Testing: The Secret Weapon Of DR Success
December 2, 2020 Alex Woodie
Just as every company should carry liability insurance, every company should have a disaster recovery (DR) plan. Without a plan, the odds of recovering from a disaster are meager, at best. But just having a plan isn’t good enough, either — the company must test the plan to gauge whether it will actually work.
Whether your software runs in a server housed at your headquarters or in a giant rack in a public cloud across the state, it’s a critical element for smooth operations. While this information technology is usually reliable — and if you’re running IBM i, it’s almost always reliable — there are occasions when the business applications are not available.
In these situations when IT stops working as it should, businesses must have a backup plan. It could be a catastrophic server failure (almost unheard of in the IBM i world) or a misconfigured system setting (much more likely). Networks also go down, which is a risk in our uber-connected world.
Running in the public cloud brings its own set of risks. Amazon Web Services, the world’s largest cloud that brings in about $46 billion per year, experienced a prolonged six-hour outage last week that brought down large chunks of the Internet. The cause, reportedly, was a blown attempt to add capacity to its Kinesis data messaging service (whoops).
Another frequent cause of IT outages are disasters served up by Mother Nature. North America is blessed with abundant natural resources and amazing landscapes, but its weather is not for the faint of heart. In fact, you’d be hard pressed to find another chunk of land the size of the United States that has the same amount of extreme weather, according to meteorologists.
Having good backups of one’s data and a way to get to them, then, becomes essential. Depending on one’s tolerance for downtime, there are different setups that make sense. Performing regular tape backups, powered by BRMS, Robot/SAVE, or IBM i save commands, remains the go-to method for ensuring an IBM i shop can recover its data following a disaster. However, disk-based backups and virtual tape libraries are becoming more popular on IBM i. Some of these options also provide cloud-based storage.
For businesses with less appetite for downtime, a real-time data replication solution that can move data to another server located across the continent on a synchronous or asynchronous basis may be in order. There are numerous high availability products available on the market, ranging from the MIMIX and iTera HA offerings from Precisely (formerly Vision Solutions) to the PowerHA offerings from IBM.
IBM i shops with the lowest tolerance for downtime would be inclined to use the Db2 Mirror offering, which allows two Db2 for i databases to be connected to the same IBM i server in a campus setting. While this continuous availability setup can virtually eliminate planned and unplanned downtime, Db2 Mirror does not provide any protection from a disaster, as it’s limited to running in a campus setting (IBM is currently looking to expand Db2 Mirror’s distance limit).

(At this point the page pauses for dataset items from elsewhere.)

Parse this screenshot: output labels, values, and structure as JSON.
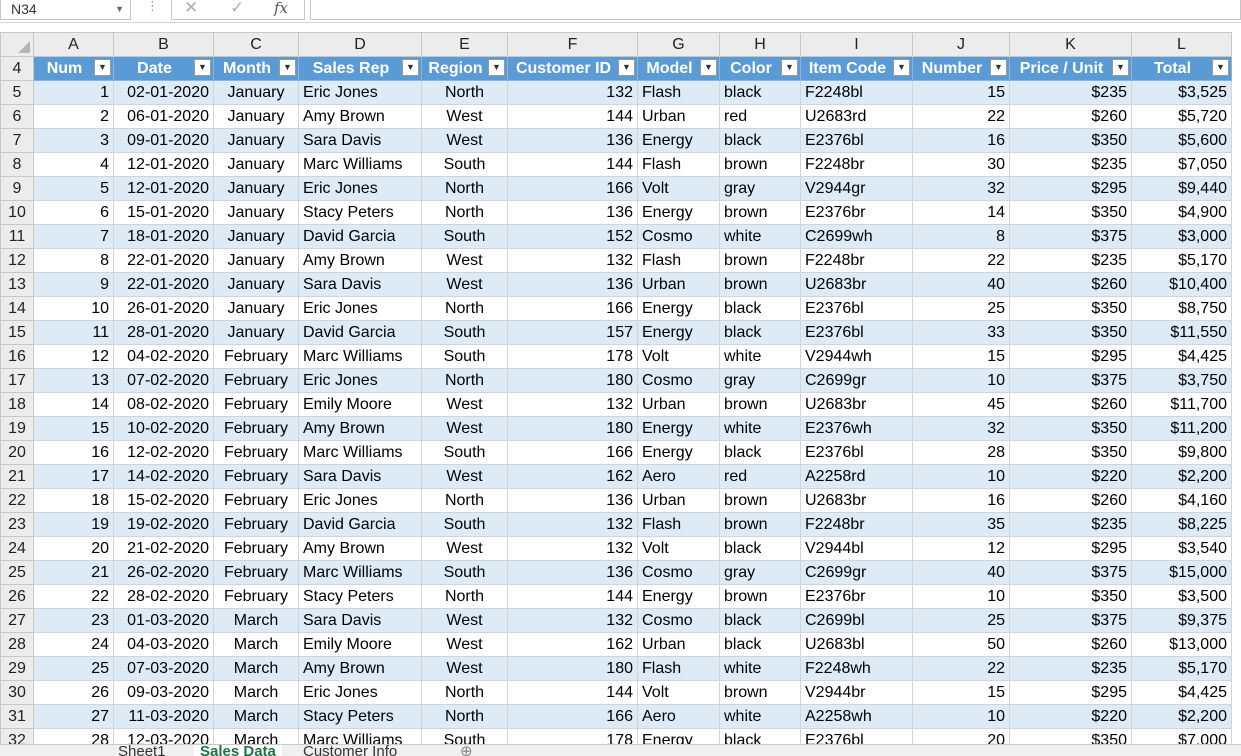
{
  "name_box": "N34",
  "formula_buttons": {
    "cancel": "✕",
    "enter": "✓",
    "fx": "fx"
  },
  "column_letters": [
    "A",
    "B",
    "C",
    "D",
    "E",
    "F",
    "G",
    "H",
    "I",
    "J",
    "K",
    "L"
  ],
  "header_row_number": "4",
  "headers": [
    "Num",
    "Date",
    "Month",
    "Sales Rep",
    "Region",
    "Customer ID",
    "Model",
    "Color",
    "Item Code",
    "Number",
    "Price / Unit",
    "Total"
  ],
  "rows": [
    {
      "row": "5",
      "num": "1",
      "date": "02-01-2020",
      "month": "January",
      "rep": "Eric Jones",
      "region": "North",
      "cust": "132",
      "model": "Flash",
      "color": "black",
      "code": "F2248bl",
      "qty": "15",
      "price": "$235",
      "total": "$3,525"
    },
    {
      "row": "6",
      "num": "2",
      "date": "06-01-2020",
      "month": "January",
      "rep": "Amy Brown",
      "region": "West",
      "cust": "144",
      "model": "Urban",
      "color": "red",
      "code": "U2683rd",
      "qty": "22",
      "price": "$260",
      "total": "$5,720"
    },
    {
      "row": "7",
      "num": "3",
      "date": "09-01-2020",
      "month": "January",
      "rep": "Sara Davis",
      "region": "West",
      "cust": "136",
      "model": "Energy",
      "color": "black",
      "code": "E2376bl",
      "qty": "16",
      "price": "$350",
      "total": "$5,600"
    },
    {
      "row": "8",
      "num": "4",
      "date": "12-01-2020",
      "month": "January",
      "rep": "Marc Williams",
      "region": "South",
      "cust": "144",
      "model": "Flash",
      "color": "brown",
      "code": "F2248br",
      "qty": "30",
      "price": "$235",
      "total": "$7,050"
    },
    {
      "row": "9",
      "num": "5",
      "date": "12-01-2020",
      "month": "January",
      "rep": "Eric Jones",
      "region": "North",
      "cust": "166",
      "model": "Volt",
      "color": "gray",
      "code": "V2944gr",
      "qty": "32",
      "price": "$295",
      "total": "$9,440"
    },
    {
      "row": "10",
      "num": "6",
      "date": "15-01-2020",
      "month": "January",
      "rep": "Stacy Peters",
      "region": "North",
      "cust": "136",
      "model": "Energy",
      "color": "brown",
      "code": "E2376br",
      "qty": "14",
      "price": "$350",
      "total": "$4,900"
    },
    {
      "row": "11",
      "num": "7",
      "date": "18-01-2020",
      "month": "January",
      "rep": "David Garcia",
      "region": "South",
      "cust": "152",
      "model": "Cosmo",
      "color": "white",
      "code": "C2699wh",
      "qty": "8",
      "price": "$375",
      "total": "$3,000"
    },
    {
      "row": "12",
      "num": "8",
      "date": "22-01-2020",
      "month": "January",
      "rep": "Amy Brown",
      "region": "West",
      "cust": "132",
      "model": "Flash",
      "color": "brown",
      "code": "F2248br",
      "qty": "22",
      "price": "$235",
      "total": "$5,170"
    },
    {
      "row": "13",
      "num": "9",
      "date": "22-01-2020",
      "month": "January",
      "rep": "Sara Davis",
      "region": "West",
      "cust": "136",
      "model": "Urban",
      "color": "brown",
      "code": "U2683br",
      "qty": "40",
      "price": "$260",
      "total": "$10,400"
    },
    {
      "row": "14",
      "num": "10",
      "date": "26-01-2020",
      "month": "January",
      "rep": "Eric Jones",
      "region": "North",
      "cust": "166",
      "model": "Energy",
      "color": "black",
      "code": "E2376bl",
      "qty": "25",
      "price": "$350",
      "total": "$8,750"
    },
    {
      "row": "15",
      "num": "11",
      "date": "28-01-2020",
      "month": "January",
      "rep": "David Garcia",
      "region": "South",
      "cust": "157",
      "model": "Energy",
      "color": "black",
      "code": "E2376bl",
      "qty": "33",
      "price": "$350",
      "total": "$11,550"
    },
    {
      "row": "16",
      "num": "12",
      "date": "04-02-2020",
      "month": "February",
      "rep": "Marc Williams",
      "region": "South",
      "cust": "178",
      "model": "Volt",
      "color": "white",
      "code": "V2944wh",
      "qty": "15",
      "price": "$295",
      "total": "$4,425"
    },
    {
      "row": "17",
      "num": "13",
      "date": "07-02-2020",
      "month": "February",
      "rep": "Eric Jones",
      "region": "North",
      "cust": "180",
      "model": "Cosmo",
      "color": "gray",
      "code": "C2699gr",
      "qty": "10",
      "price": "$375",
      "total": "$3,750"
    },
    {
      "row": "18",
      "num": "14",
      "date": "08-02-2020",
      "month": "February",
      "rep": "Emily Moore",
      "region": "West",
      "cust": "132",
      "model": "Urban",
      "color": "brown",
      "code": "U2683br",
      "qty": "45",
      "price": "$260",
      "total": "$11,700"
    },
    {
      "row": "19",
      "num": "15",
      "date": "10-02-2020",
      "month": "February",
      "rep": "Amy Brown",
      "region": "West",
      "cust": "180",
      "model": "Energy",
      "color": "white",
      "code": "E2376wh",
      "qty": "32",
      "price": "$350",
      "total": "$11,200"
    },
    {
      "row": "20",
      "num": "16",
      "date": "12-02-2020",
      "month": "February",
      "rep": "Marc Williams",
      "region": "South",
      "cust": "166",
      "model": "Energy",
      "color": "black",
      "code": "E2376bl",
      "qty": "28",
      "price": "$350",
      "total": "$9,800"
    },
    {
      "row": "21",
      "num": "17",
      "date": "14-02-2020",
      "month": "February",
      "rep": "Sara Davis",
      "region": "West",
      "cust": "162",
      "model": "Aero",
      "color": "red",
      "code": "A2258rd",
      "qty": "10",
      "price": "$220",
      "total": "$2,200"
    },
    {
      "row": "22",
      "num": "18",
      "date": "15-02-2020",
      "month": "February",
      "rep": "Eric Jones",
      "region": "North",
      "cust": "136",
      "model": "Urban",
      "color": "brown",
      "code": "U2683br",
      "qty": "16",
      "price": "$260",
      "total": "$4,160"
    },
    {
      "row": "23",
      "num": "19",
      "date": "19-02-2020",
      "month": "February",
      "rep": "David Garcia",
      "region": "South",
      "cust": "132",
      "model": "Flash",
      "color": "brown",
      "code": "F2248br",
      "qty": "35",
      "price": "$235",
      "total": "$8,225"
    },
    {
      "row": "24",
      "num": "20",
      "date": "21-02-2020",
      "month": "February",
      "rep": "Amy Brown",
      "region": "West",
      "cust": "132",
      "model": "Volt",
      "color": "black",
      "code": "V2944bl",
      "qty": "12",
      "price": "$295",
      "total": "$3,540"
    },
    {
      "row": "25",
      "num": "21",
      "date": "26-02-2020",
      "month": "February",
      "rep": "Marc Williams",
      "region": "South",
      "cust": "136",
      "model": "Cosmo",
      "color": "gray",
      "code": "C2699gr",
      "qty": "40",
      "price": "$375",
      "total": "$15,000"
    },
    {
      "row": "26",
      "num": "22",
      "date": "28-02-2020",
      "month": "February",
      "rep": "Stacy Peters",
      "region": "North",
      "cust": "144",
      "model": "Energy",
      "color": "brown",
      "code": "E2376br",
      "qty": "10",
      "price": "$350",
      "total": "$3,500"
    },
    {
      "row": "27",
      "num": "23",
      "date": "01-03-2020",
      "month": "March",
      "rep": "Sara Davis",
      "region": "West",
      "cust": "132",
      "model": "Cosmo",
      "color": "black",
      "code": "C2699bl",
      "qty": "25",
      "price": "$375",
      "total": "$9,375"
    },
    {
      "row": "28",
      "num": "24",
      "date": "04-03-2020",
      "month": "March",
      "rep": "Emily Moore",
      "region": "West",
      "cust": "162",
      "model": "Urban",
      "color": "black",
      "code": "U2683bl",
      "qty": "50",
      "price": "$260",
      "total": "$13,000"
    },
    {
      "row": "29",
      "num": "25",
      "date": "07-03-2020",
      "month": "March",
      "rep": "Amy Brown",
      "region": "West",
      "cust": "180",
      "model": "Flash",
      "color": "white",
      "code": "F2248wh",
      "qty": "22",
      "price": "$235",
      "total": "$5,170"
    },
    {
      "row": "30",
      "num": "26",
      "date": "09-03-2020",
      "month": "March",
      "rep": "Eric Jones",
      "region": "North",
      "cust": "144",
      "model": "Volt",
      "color": "brown",
      "code": "V2944br",
      "qty": "15",
      "price": "$295",
      "total": "$4,425"
    },
    {
      "row": "31",
      "num": "27",
      "date": "11-03-2020",
      "month": "March",
      "rep": "Stacy Peters",
      "region": "North",
      "cust": "166",
      "model": "Aero",
      "color": "white",
      "code": "A2258wh",
      "qty": "10",
      "price": "$220",
      "total": "$2,200"
    },
    {
      "row": "32",
      "num": "28",
      "date": "12-03-2020",
      "month": "March",
      "rep": "Marc Williams",
      "region": "South",
      "cust": "178",
      "model": "Energy",
      "color": "black",
      "code": "E2376bl",
      "qty": "20",
      "price": "$350",
      "total": "$7,000"
    }
  ],
  "sheet_tabs": [
    "Sheet1",
    "Sales Data",
    "Customer Info"
  ],
  "active_tab": "Sales Data",
  "colors": {
    "header_fill": "#5b9bd5",
    "band_fill": "#ddebf7",
    "active_tab": "#217346"
  }
}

No matter which DR approach an IBM i shop chooses, they must practice the recovery to be sure that it will work. Unfortunately, too many IBM i shops do not take the time to practice their DR plans. It’s understandable, given the time and resource pressures on modern IT shops today, but it’s short-sighted, nonetheless.
IBM i customers who sign up with Recovery Point Systems, a full-service DR provider based in Maryland that competes with Sungard AS and IBM Business Continuity and Recovery Services (BCRS), are actively encouraged by the vendor to practice their recovery plan multiple times per year.
“We’re kind of a PITA vendor,” says Recovery Point’s COO Robert Hicks, referring to the phrase “pain in the [buttocks region].” “We’re constantly calling, ‘Can we schedule your test? Can we schedule your test? Can we schedule your test?’ We’re always on it.”
While DR plans are likely good when they’re written down, there are myriad ways that those plans may not pan out when the city is on fire or a hurricane has wiped out half of South Florida.
Server configurations change, libraries get added and deleted, and user profiles are moved around. Processes can be put in place to stay on top of these changes, but without an actual test, there’s no way to really know if it will actually work.
“We welcome the opportunity to show you it works,” Hicks says. “In our mind it’s the ultimate way to prove that the money they’re spending with us is worthwhile.”